I listened to it on tape, too. Fox (it's weird to call him that; that's how you talk about authors, not actors) read chapter 1 himself, and an actor read the rest. Fox's reading was quite good, though you could tell it wasn't terribly easy for him. Knowing he was sick, you could hear how words were sometimes swallowed and cut short. But his reading was much better than that of the actor--who overacted in some places, and hit a lot of words too hard.

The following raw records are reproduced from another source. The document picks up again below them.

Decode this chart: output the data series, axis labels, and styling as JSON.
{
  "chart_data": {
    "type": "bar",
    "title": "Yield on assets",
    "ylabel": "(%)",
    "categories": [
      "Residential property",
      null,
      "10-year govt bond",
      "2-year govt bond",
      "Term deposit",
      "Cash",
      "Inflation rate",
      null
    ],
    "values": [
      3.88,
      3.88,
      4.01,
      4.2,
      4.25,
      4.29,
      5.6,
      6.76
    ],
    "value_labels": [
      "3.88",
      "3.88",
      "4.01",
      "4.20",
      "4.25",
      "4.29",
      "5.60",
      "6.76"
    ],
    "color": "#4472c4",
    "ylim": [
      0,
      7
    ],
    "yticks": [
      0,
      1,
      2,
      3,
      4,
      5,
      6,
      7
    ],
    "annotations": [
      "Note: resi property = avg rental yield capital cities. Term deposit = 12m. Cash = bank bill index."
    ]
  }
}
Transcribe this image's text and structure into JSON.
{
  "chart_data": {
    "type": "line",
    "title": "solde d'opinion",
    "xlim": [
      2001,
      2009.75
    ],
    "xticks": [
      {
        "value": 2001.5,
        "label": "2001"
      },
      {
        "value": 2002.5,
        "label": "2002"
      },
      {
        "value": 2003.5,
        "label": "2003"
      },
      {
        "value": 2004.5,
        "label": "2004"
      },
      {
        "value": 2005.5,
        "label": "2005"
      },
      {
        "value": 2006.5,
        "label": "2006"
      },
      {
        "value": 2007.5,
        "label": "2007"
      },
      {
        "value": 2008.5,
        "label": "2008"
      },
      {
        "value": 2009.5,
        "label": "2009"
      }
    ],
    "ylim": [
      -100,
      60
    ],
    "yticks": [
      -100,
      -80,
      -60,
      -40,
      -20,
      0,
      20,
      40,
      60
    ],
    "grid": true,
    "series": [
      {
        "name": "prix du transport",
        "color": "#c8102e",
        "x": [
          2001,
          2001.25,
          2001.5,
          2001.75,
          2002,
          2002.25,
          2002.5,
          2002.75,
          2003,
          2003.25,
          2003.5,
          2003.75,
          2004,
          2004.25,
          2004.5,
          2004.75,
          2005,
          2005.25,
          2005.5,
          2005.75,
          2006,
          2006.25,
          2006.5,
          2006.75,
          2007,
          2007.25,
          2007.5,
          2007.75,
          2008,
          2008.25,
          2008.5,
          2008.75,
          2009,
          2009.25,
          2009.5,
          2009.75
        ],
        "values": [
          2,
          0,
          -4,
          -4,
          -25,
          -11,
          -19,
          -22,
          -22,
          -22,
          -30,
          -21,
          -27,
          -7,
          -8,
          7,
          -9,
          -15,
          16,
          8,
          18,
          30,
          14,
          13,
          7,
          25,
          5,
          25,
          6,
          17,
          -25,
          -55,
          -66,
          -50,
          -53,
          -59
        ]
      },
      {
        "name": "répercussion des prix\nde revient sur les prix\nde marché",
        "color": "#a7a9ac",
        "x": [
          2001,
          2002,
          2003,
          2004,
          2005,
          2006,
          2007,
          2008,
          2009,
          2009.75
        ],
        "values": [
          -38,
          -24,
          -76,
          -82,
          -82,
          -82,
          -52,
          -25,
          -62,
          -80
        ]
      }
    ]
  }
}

Anyway, that's a lot to devote to that one book. In other news: I'm reading The Devil in the White City, which is really pushing the line between colorful nonfiction and fictionalized scenes, and doing it well. Also, I kind of wish I wasn't saving money for a wedding and a house and had the option of really pursuing this librarian thing. I don't know if I actually would, but right now quitting my job is not remotely an option (how do people who DON'T make large salaries buy houses anywhere NEAR this city?), so I just have to keep dreaming.